Managing invasive carp (Cyprinus carpio L.) for habitat enhancement at Botany Wetlands, Australia



  • 1.In Australia, the carp Cyprinus carpio L. is regarded as a threat to the native fish and the aquatic environment. In recent years, Botany Wetlands, a significant coastal wetland in the Sydney region, has been invaded by the undesirable cyprinids, carp and goldfish (Carrasius auratus L.).
  • 2.In 1996 a cyprinid removal programme commenced at Botany Wetlands with the objective of managing the invasive species, increasing fish diversity, reducing cyanobacterial blooms and hence enhancing the aquatic habitat. Using electrofishing and gill netting, 4073 carp and 261 goldfish, amounting to 10 117 kg of cyprinid biomass were removed between 1996 and 2004. The captured carp ranged from 60 to 835 mm. Males matured before females. Carp between 350 and 680 mm in length grew at the rate of 1.66±0.38 g day−1.

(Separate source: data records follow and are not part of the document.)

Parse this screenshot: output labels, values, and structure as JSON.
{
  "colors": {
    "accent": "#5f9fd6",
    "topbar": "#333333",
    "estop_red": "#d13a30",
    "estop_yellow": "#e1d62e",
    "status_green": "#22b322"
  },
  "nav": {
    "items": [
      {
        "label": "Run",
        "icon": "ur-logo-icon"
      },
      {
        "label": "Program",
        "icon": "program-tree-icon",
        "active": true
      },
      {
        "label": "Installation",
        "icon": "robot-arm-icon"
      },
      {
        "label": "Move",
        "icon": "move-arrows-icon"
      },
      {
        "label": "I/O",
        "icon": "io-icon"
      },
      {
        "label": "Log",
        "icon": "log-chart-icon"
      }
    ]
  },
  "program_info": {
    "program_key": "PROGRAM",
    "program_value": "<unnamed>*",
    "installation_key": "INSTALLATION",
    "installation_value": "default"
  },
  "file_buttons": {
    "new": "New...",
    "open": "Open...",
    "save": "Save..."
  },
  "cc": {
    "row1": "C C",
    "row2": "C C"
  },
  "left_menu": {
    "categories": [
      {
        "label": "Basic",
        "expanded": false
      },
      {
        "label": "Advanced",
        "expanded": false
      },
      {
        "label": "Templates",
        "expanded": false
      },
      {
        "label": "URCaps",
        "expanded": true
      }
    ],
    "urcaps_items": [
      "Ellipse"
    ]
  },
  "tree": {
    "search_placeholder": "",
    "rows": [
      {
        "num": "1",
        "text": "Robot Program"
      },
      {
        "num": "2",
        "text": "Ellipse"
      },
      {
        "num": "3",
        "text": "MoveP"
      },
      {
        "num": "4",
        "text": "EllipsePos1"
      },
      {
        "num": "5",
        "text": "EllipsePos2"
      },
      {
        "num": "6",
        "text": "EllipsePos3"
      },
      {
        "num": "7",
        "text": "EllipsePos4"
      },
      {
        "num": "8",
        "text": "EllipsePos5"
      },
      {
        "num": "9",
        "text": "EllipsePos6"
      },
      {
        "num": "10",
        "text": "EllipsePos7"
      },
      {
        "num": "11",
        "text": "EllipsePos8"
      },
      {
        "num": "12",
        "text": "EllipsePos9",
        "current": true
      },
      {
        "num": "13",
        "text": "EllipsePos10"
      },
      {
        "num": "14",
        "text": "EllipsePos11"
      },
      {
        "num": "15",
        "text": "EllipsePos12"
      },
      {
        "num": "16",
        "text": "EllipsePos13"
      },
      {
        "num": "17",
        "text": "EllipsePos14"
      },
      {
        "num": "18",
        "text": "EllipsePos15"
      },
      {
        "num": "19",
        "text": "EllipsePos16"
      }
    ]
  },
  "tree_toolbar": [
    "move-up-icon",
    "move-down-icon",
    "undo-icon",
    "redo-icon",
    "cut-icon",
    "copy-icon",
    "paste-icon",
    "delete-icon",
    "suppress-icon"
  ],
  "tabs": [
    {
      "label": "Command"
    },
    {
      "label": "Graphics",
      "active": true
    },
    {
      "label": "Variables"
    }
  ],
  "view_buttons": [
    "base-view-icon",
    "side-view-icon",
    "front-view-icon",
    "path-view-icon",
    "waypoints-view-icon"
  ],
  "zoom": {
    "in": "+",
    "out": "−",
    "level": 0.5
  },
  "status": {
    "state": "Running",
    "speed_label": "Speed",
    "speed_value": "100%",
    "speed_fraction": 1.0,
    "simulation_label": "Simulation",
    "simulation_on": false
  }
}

  • 3.The success of the programme was monitored by assessing four indicators related to carp populations and two related to habitat. The former included the pattern of length–frequency distribution, mean weight per size class, condition factor (CF) and the catch per unit effort (CPUE), and the latter the Secchi disc transparency and cyanobacterial counts. After 8 yr of removal, the plots of carp length–frequency distribution flattened, CF decreased from 2.86 to 1.82 and CPUE decreased from 97 kg day−1 to 50 kg day−1. A 10-fold decrease occurred in cyanobacterial counts and the Secchi disc transparency increased by 20%. More than 20 000 fingerlings of native Australian bass Macquaria novemaculeata (S.) have been introduced to the wetlands, increasing the potential for juvenile carp predation and biodiversity.